Water temperature, I read, plays a part in the experience. Hot water, perhaps those who enjoy shaving in the shower makes your skin overly soft, making it more prone to cuts. Warm water opens the pores and is therefore good for rinsing the skin of the lubricant you’ve chosen. The advice is then to use cold water to close the pores. Once you’ve dried off, this is the time for that four-stage moisturising process: cleansing lotion, preparatory serum, specialist moisturiser for the eye area and then general facial moisturiser for everywhere else.
Given that we’re shaving on or near the equator, sunscreen isn’t just suitable for lounging around the pool. After shaving, your skin becomes more sensitive and the sun’s damaging rays can cause more damage than ever. Ideally a broad-spectrum sunscreen with SPF of at least 30 will be a good move if you’re going to be exposed.
If you notice an accumulation of gunk in between the increasing number of blades found in modern-day disposable razors, then assess whether it rinses out easily with a stream of water. If it doesn’t, this is the first sign that you need to replace your razor. Even if it still cuts well, a razor with impacted waste can introduce bacteria into open pores or cuts and cause an infection.
If your woodwork teacher always told you to never work against the grain, it’s worth remembering this when you shave. Shaving with the grain (in other words downwards, in accordance with the direction that your whiskers grow) will be a smoother process. It might be worth experimenting however, by shaving upwards and therefore against the grain. While this undoubtedly will give you a closer shave, it may cause irritation.

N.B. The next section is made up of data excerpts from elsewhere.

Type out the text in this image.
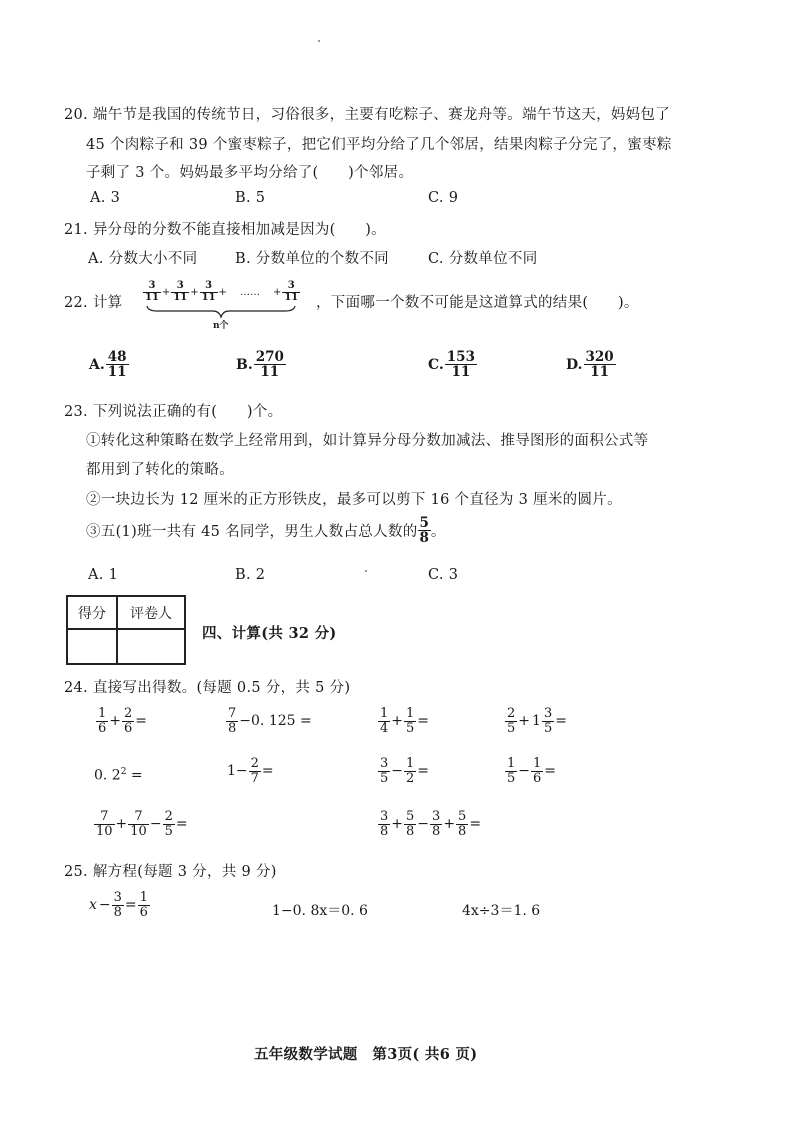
20. 端午节是我国的传统节日，习俗很多，主要有吃粽子、赛龙舟等。端午节这天，妈妈包了
45 个肉粽子和 39 个蜜枣粽子，把它们平均分给了几个邻居，结果肉粽子分完了，蜜枣粽
子剩了 3 个。妈妈最多平均分给了(　　)个邻居。
A. 3	B. 5	C. 9
21. 异分母的分数不能直接相加减是因为(　　)。
A. 分数大小不同	B. 分数单位的个数不同	C. 分数单位不同
22. 计算 $\frac{3}{11} + \frac{3}{11} + \frac{3}{11}$ + …… + $\frac{3}{11}$
n个
，下面哪一个数不可能是这道算式的结果(　　)。
A. $\frac{48}{11}$	B. $\frac{270}{11}$	C. $\frac{153}{11}$	D. $\frac{320}{11}$
23. 下列说法正确的有(　　)个。
①转化这种策略在数学上经常用到，如计算异分母分数加减法、推导图形的面积公式等
都用到了转化的策略。
②一块边长为 12 厘米的正方形铁皮，最多可以剪下 16 个直径为 3 厘米的圆片。
③五(1)班一共有 45 名同学，男生人数占总人数的 $\frac{5}{8}$ 。
A. 1	B. 2	C. 3
得分	评卷人
四、计算(共 32 分)
24. 直接写出得数。(每题 0.5 分，共 5 分)
$\frac{1}{6} + \frac{2}{6}$ =	$\frac{7}{8} -0$. 125 =	$\frac{1}{4} + \frac{1}{5}$ =	$\frac{2}{5} + 1 \frac{3}{5}$ =
0. $2^2$ =	$1- \frac{2}{7}$ =	$\frac{3}{5} - \frac{1}{2}$ =	$\frac{1}{5} - \frac{1}{6}$ =
$\frac{7}{10} + \frac{7}{10} - \frac{2}{5}$ =	$\frac{3}{8} + \frac{5}{8} - \frac{3}{8} + \frac{5}{8}$ =
25. 解方程(每题 3 分，共 9 分)
$x - \frac{3}{8} = \frac{1}{6}$	1−0. 8x＝0. 6	4x÷3＝1. 6
五年级数学试题　第3页( 共6 页)
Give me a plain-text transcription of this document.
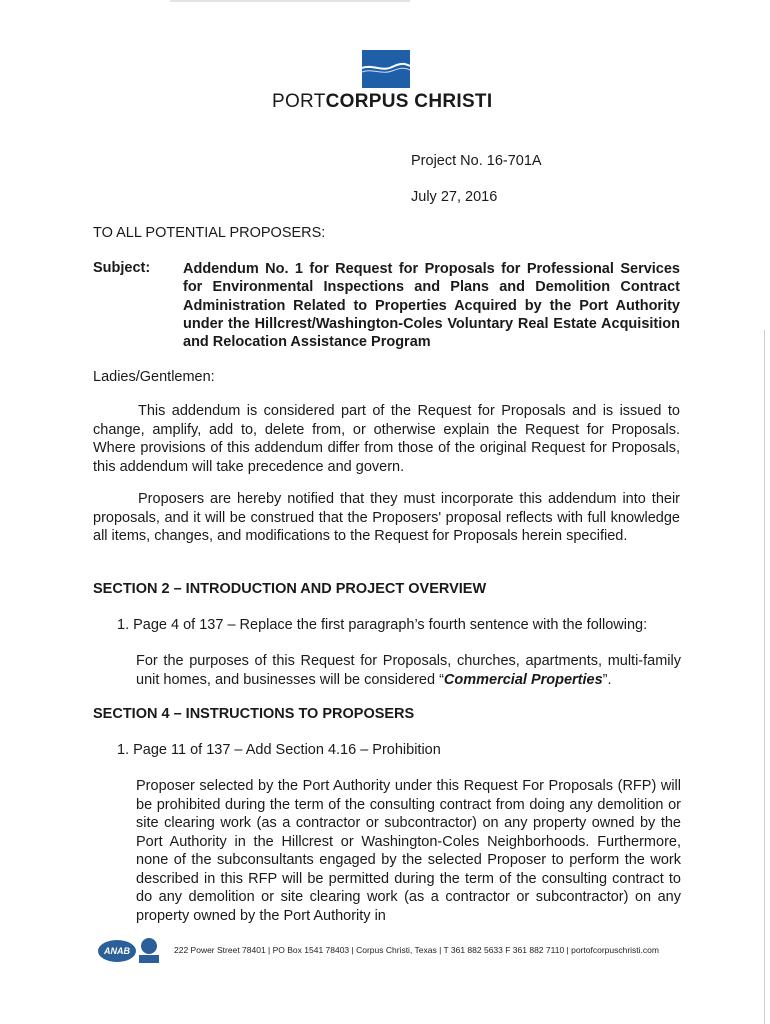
PORTCORPUS CHRISTI
Project No. 16-701A
July 27, 2016
TO ALL POTENTIAL PROPOSERS:
Subject: Addendum No. 1 for Request for Proposals for Professional Services for Environmental Inspections and Plans and Demolition Contract Administration Related to Properties Acquired by the Port Authority under the Hillcrest/Washington-Coles Voluntary Real Estate Acquisition and Relocation Assistance Program
Ladies/Gentlemen:
This addendum is considered part of the Request for Proposals and is issued to change, amplify, add to, delete from, or otherwise explain the Request for Proposals. Where provisions of this addendum differ from those of the original Request for Proposals, this addendum will take precedence and govern.
Proposers are hereby notified that they must incorporate this addendum into their proposals, and it will be construed that the Proposers' proposal reflects with full knowledge all items, changes, and modifications to the Request for Proposals herein specified.
SECTION 2 – INTRODUCTION AND PROJECT OVERVIEW
1. Page 4 of 137 – Replace the first paragraph’s fourth sentence with the following:
For the purposes of this Request for Proposals, churches, apartments, multi-family unit homes, and businesses will be considered “Commercial Properties”.
SECTION 4 – INSTRUCTIONS TO PROPOSERS
1. Page 11 of 137 – Add Section 4.16 – Prohibition
Proposer selected by the Port Authority under this Request For Proposals (RFP) will be prohibited during the term of the consulting contract from doing any demolition or site clearing work (as a contractor or subcontractor) on any property owned by the Port Authority in the Hillcrest or Washington-Coles Neighborhoods. Furthermore, none of the subconsultants engaged by the selected Proposer to perform the work described in this RFP will be permitted during the term of the consulting contract to do any demolition or site clearing work (as a contractor or subcontractor) on any property owned by the Port Authority in
ANAB	222 Power Street 78401 | PO Box 1541 78403 | Corpus Christi, Texas | T 361 882 5633 F 361 882 7110 | portofcorpuschristi.com
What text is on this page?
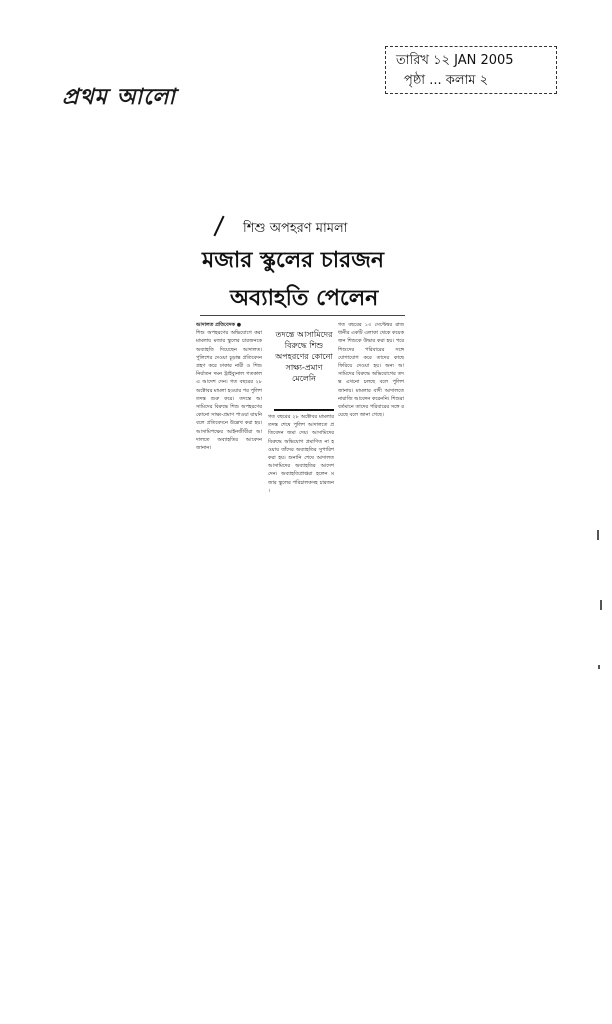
প্রথম আলো
তারিখ ১২ JAN 2005
পৃষ্ঠা ... কলাম ২
শিশু অপহরণ মামলা
মজার স্কুলের চারজন
অব্যাহতি পেলেন
আদালত প্রতিবেদক ●
শিশু অপহরণের অভিযোগে করা মামলায় মজার স্কুলের চারজনকে অব্যাহতি দিয়েছেন আদালত। পুলিশের দেওয়া চূড়ান্ত প্রতিবেদন গ্রহণ করে ঢাকার নারী ও শিশু নির্যাতন দমন ট্রাইব্যুনাল গতকাল এ আদেশ দেন। গত বছরের ২৮ অক্টোবর মামলা হওয়ার পর পুলিশ তদন্ত শুরু করে। তদন্তে আসামিদের বিরুদ্ধে শিশু অপহরণের কোনো সাক্ষ্য-প্রমাণ পাওয়া যায়নি বলে প্রতিবেদনে উল্লেখ করা হয়। আসামিপক্ষের আইনজীবীরা আদালতে অব্যাহতির আবেদন জানান।
গত বছরের ২৮ অক্টোবর মামলার তদন্ত শেষে পুলিশ আদালতে প্রতিবেদন জমা দেয়। আসামিদের বিরুদ্ধে অভিযোগ প্রমাণিত না হওয়ায় তাঁদের অব্যাহতির সুপারিশ করা হয়। শুনানি শেষে আদালত আসামিদের অব্যাহতির আদেশ দেন। অব্যাহতিপ্রাপ্তরা হলেন মজার স্কুলের পরিচালকসহ চারজন।
তদন্তে আসামিদের বিরুদ্ধে শিশু অপহরণের কোনো সাক্ষ্য-প্রমাণ মেলেনি
গত বছরের ১৩ সেপ্টেম্বর রাজধানীর একটি এলাকা থেকে কয়েকজন শিশুকে উদ্ধার করা হয়। পরে শিশুদের পরিবারের সঙ্গে যোগাযোগ করে তাদের কাছে ফিরিয়ে দেওয়া হয়। অন্য আসামিদের বিরুদ্ধে অভিযোগের তদন্ত এখনো চলছে বলে পুলিশ জানায়। মামলার বাদী আদালতে নারাজি আবেদন করেননি। শিশুরা বর্তমানে তাদের পরিবারের সঙ্গে রয়েছে বলে জানা গেছে।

So, take it easy and try this with different parts of your face to avoid burning up your entire visage.
Finally, stories that shaving stimulates hair growth and makes it return thicker and faster than ever before, simply are not true. Hair may appear thicker when growing back in after a shave, but it’s just an illusion. New growth of about an inch per month is normal. Hair growth rate and volume is controlled from inside your body and has nothing to do with the external act of shaving. A daily shaving routine won’t turn you into a Saskatchewan mountain yeti.